On February 8, 2017 an interview with Dr. Pat Franks, Svetlana Ushakova, Pamela Lutzker and Inna Gogina was posted to the ISchools website. In the interview Dr. Franks discusses the inspiration for the IDNA project and researchers discuss their experience during the international research process, the challenges they faced and the countries which they profiled.
I started this project focusing on the national archives of some Pacific island nations. Not being able to actually visit these archives, I was often distracted by the very beautiful pictures of these coral islands presented by Google during my research; images of blue water and a vibrant sky dotted with big white clouds provided a much needed virtual vacation from the cold, wet winter I was experiencing in Seattle. But this beautiful, warm paradise can wreak havoc on historical documents and artifacts. As archivists, librarians, and museum professionals, we are well aware of the risks that these institutions face, including extreme weather, natural disasters, war, aging infrastructure, and the very modern concern of hardware and software degredation and obsolesence. Archives have always faced some level of risk and accordingly, many archives have some sort of disaster plan to deal with the those disasters most likely to affect their archives.
A particular risks to the national archives of the Pacific island region (including Micronesia, Melanesia, and Polynesia) is the environment, as the tropical climate of these island nations presents a challenge to the preservation of analog records and to the maintenance of hardware necessary to house digital records. Hot, humid environments are the archenemy to archival preservation. Paper and water just don’t mix.
Not only does the environment pose a challenge to the archives of Pacific island nations, but Matthew Gordon-Clark points out two new risks to these island national archives in his 2011 article “Paradise lost? Pacific island archives threatened by climate change”: rising sea levels and extreme weather events. As sea levels rise due to global warming, those low-lying Pacific islands are at particular risk of damaging or losing their archives to encroahing sea levels and storm surge water (the author mentions Tuvalu, Marshall Islands, Tokolau, and Kiribati at greatest risk). Even those island nations that sit well above sea level still risk damage to national infrastructure due to rising sea levels, which will impact all areas of governement and life. Additionally, extreme weather events (stronger and more frequent hurricanes, for example) pose a myriad of risks to all Pacific island countries and their national archives. This very real possibility should be considered by the national archives of these nations, especially if they have the opportunity to relocate inland to higher ground.
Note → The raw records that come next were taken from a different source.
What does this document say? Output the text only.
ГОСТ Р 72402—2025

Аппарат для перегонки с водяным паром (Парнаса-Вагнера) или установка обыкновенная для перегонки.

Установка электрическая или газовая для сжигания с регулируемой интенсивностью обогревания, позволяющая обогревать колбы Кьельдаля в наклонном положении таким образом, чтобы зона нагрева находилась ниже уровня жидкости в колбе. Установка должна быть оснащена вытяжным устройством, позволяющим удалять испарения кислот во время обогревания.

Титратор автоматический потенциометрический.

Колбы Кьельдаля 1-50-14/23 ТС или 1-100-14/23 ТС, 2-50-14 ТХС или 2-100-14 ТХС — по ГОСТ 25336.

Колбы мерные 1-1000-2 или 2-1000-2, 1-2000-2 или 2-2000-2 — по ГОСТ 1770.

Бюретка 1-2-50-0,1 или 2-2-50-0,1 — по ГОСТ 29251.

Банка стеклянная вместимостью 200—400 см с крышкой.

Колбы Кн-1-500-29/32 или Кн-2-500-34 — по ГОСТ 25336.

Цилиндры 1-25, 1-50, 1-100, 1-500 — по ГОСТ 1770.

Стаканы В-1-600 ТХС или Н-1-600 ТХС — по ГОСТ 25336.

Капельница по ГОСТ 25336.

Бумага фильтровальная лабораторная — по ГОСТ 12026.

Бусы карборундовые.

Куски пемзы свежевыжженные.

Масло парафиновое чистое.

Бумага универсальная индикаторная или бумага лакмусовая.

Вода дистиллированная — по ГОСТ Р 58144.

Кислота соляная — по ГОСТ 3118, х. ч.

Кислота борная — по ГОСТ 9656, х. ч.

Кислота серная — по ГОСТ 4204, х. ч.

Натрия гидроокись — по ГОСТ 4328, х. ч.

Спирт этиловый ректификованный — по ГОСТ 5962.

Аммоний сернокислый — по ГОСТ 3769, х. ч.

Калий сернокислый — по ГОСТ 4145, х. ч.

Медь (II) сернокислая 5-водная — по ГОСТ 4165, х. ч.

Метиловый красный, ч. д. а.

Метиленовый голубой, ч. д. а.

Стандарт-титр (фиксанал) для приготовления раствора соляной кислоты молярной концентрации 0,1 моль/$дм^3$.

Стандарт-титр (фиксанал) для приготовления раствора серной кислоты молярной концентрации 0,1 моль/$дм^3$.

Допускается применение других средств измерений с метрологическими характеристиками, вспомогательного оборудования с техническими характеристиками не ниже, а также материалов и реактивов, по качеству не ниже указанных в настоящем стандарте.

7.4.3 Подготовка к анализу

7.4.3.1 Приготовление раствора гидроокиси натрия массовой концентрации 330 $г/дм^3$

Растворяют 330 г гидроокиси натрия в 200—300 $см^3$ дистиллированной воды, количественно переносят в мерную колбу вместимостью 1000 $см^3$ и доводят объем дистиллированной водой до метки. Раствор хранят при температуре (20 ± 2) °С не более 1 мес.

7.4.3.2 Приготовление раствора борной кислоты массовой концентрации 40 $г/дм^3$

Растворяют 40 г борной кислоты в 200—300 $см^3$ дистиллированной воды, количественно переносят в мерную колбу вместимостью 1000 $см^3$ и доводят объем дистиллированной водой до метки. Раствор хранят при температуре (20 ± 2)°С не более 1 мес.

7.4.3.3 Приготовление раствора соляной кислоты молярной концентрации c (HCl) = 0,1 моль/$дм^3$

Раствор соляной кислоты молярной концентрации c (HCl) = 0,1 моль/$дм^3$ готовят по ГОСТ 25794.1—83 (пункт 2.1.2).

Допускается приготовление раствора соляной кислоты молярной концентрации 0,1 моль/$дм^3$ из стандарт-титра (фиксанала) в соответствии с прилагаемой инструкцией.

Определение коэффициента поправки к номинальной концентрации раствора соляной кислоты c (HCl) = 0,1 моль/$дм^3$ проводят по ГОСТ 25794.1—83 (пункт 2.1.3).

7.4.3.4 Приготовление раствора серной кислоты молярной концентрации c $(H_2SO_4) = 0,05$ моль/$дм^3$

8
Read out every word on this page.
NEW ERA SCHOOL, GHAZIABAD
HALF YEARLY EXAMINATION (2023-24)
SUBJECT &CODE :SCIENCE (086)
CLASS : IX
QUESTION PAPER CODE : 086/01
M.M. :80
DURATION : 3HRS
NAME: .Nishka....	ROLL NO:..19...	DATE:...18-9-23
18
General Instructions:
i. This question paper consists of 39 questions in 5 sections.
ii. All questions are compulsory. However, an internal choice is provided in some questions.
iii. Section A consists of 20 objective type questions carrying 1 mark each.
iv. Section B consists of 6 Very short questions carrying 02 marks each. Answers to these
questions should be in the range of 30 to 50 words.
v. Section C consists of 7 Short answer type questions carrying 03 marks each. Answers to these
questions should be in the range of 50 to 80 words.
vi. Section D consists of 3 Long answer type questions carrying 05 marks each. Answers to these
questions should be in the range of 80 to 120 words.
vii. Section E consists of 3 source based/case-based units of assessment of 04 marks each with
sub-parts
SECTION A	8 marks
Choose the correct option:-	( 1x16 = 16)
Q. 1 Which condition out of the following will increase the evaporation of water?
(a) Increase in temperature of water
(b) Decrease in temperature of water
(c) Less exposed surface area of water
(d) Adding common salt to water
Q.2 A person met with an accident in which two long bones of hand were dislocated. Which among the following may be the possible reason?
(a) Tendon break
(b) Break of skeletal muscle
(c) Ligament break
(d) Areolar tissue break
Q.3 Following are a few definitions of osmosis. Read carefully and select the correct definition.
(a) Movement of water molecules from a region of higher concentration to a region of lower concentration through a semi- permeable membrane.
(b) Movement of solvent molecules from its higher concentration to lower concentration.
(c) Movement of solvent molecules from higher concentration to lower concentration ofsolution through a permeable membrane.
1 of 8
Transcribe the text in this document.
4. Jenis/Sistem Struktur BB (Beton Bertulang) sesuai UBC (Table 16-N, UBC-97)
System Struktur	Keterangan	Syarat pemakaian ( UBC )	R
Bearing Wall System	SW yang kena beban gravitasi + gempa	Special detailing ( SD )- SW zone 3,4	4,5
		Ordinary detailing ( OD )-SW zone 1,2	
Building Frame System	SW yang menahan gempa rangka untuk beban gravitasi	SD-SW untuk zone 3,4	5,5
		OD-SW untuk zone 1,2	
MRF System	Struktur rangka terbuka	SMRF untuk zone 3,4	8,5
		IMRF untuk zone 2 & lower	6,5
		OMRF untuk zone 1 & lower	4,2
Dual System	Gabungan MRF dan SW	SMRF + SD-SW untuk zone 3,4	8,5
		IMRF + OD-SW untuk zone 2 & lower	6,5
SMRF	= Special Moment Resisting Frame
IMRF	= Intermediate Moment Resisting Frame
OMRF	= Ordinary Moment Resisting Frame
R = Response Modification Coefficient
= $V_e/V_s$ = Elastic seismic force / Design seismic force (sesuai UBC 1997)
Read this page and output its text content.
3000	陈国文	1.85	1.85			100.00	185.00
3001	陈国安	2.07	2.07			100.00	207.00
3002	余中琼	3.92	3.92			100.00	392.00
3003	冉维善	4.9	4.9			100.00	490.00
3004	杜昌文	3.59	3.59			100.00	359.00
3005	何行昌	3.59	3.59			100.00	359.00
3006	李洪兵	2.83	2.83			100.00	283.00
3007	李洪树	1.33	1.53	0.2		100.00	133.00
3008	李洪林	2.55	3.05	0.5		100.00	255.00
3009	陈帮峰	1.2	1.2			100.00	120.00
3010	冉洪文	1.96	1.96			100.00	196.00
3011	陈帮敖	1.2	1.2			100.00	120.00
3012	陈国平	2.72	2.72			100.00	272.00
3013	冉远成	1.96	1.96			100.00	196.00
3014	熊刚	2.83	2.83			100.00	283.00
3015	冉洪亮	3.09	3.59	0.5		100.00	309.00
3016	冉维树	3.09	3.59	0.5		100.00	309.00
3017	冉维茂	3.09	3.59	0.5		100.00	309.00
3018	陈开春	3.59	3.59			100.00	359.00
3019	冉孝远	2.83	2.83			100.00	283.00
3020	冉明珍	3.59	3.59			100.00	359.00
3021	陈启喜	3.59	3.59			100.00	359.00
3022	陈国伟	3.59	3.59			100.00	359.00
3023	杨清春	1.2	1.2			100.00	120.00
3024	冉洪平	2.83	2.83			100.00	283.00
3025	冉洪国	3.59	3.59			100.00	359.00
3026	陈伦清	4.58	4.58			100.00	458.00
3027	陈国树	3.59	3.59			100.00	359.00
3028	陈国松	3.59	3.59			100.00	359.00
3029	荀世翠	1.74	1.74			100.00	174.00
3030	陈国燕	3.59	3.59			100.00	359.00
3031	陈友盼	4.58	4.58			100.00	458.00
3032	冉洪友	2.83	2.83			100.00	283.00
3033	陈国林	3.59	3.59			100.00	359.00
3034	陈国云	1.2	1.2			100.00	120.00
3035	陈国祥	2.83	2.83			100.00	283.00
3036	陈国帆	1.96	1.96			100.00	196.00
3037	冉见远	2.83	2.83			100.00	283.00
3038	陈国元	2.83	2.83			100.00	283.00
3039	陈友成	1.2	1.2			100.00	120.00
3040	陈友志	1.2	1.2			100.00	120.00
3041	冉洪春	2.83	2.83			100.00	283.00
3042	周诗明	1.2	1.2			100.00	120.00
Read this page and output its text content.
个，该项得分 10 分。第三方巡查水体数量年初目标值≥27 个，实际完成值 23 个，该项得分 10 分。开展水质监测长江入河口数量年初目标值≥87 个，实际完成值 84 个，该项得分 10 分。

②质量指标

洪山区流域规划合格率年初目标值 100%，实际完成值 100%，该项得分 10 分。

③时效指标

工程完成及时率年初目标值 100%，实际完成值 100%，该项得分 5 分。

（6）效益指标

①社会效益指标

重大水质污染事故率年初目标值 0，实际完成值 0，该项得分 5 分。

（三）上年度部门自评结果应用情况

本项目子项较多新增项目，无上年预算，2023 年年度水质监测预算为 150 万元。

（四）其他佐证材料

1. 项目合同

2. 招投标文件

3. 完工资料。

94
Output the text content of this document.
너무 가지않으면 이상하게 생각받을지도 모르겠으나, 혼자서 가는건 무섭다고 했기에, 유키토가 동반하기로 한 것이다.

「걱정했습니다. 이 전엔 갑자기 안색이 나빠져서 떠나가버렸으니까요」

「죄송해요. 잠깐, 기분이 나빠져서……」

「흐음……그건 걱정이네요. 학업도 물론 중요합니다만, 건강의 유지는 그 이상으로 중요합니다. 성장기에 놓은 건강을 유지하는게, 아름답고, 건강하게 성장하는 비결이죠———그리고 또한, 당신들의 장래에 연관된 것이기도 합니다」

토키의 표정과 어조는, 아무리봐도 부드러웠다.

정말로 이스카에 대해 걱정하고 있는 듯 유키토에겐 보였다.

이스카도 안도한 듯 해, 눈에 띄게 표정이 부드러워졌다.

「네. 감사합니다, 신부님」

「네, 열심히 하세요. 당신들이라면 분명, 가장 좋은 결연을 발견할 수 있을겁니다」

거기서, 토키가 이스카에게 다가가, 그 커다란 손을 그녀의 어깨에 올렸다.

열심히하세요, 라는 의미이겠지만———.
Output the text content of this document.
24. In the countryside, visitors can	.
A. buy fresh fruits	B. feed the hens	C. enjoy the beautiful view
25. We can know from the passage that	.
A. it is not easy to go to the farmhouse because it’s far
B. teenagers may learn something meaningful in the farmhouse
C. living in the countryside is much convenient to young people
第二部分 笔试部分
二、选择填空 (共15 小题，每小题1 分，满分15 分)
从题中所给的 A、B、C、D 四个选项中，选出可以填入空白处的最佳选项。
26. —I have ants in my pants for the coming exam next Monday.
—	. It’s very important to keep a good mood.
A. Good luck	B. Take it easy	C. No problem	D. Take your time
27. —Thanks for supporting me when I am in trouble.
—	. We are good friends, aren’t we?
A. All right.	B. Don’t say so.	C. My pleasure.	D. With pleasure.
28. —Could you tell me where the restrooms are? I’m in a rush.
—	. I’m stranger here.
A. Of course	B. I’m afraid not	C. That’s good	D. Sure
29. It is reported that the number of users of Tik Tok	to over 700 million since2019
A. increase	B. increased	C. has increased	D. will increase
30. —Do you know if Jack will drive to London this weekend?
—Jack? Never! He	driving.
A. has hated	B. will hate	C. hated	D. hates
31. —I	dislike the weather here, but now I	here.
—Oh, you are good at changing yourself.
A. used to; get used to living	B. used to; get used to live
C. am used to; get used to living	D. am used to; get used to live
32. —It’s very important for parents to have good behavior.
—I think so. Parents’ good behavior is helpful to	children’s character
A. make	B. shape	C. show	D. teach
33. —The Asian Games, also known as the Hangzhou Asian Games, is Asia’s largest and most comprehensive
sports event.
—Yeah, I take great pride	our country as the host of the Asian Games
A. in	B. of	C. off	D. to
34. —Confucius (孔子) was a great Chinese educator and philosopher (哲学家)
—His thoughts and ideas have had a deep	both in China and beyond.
Indeed, changing weather is an issue for all nations and cultural heritage institutions world wide, not just those in the Pacific, and should be addressed in disaster plans to ensure that we preserve those documents and artifacts that are most important to our countries. Until then, let us hope that these seemingly idylic Pacific islands remain so.
Gordon-Clark, M. (2011). Paradise lost? Pacific island archives threatened by climate change. Archival Science, 12(1), 51-67.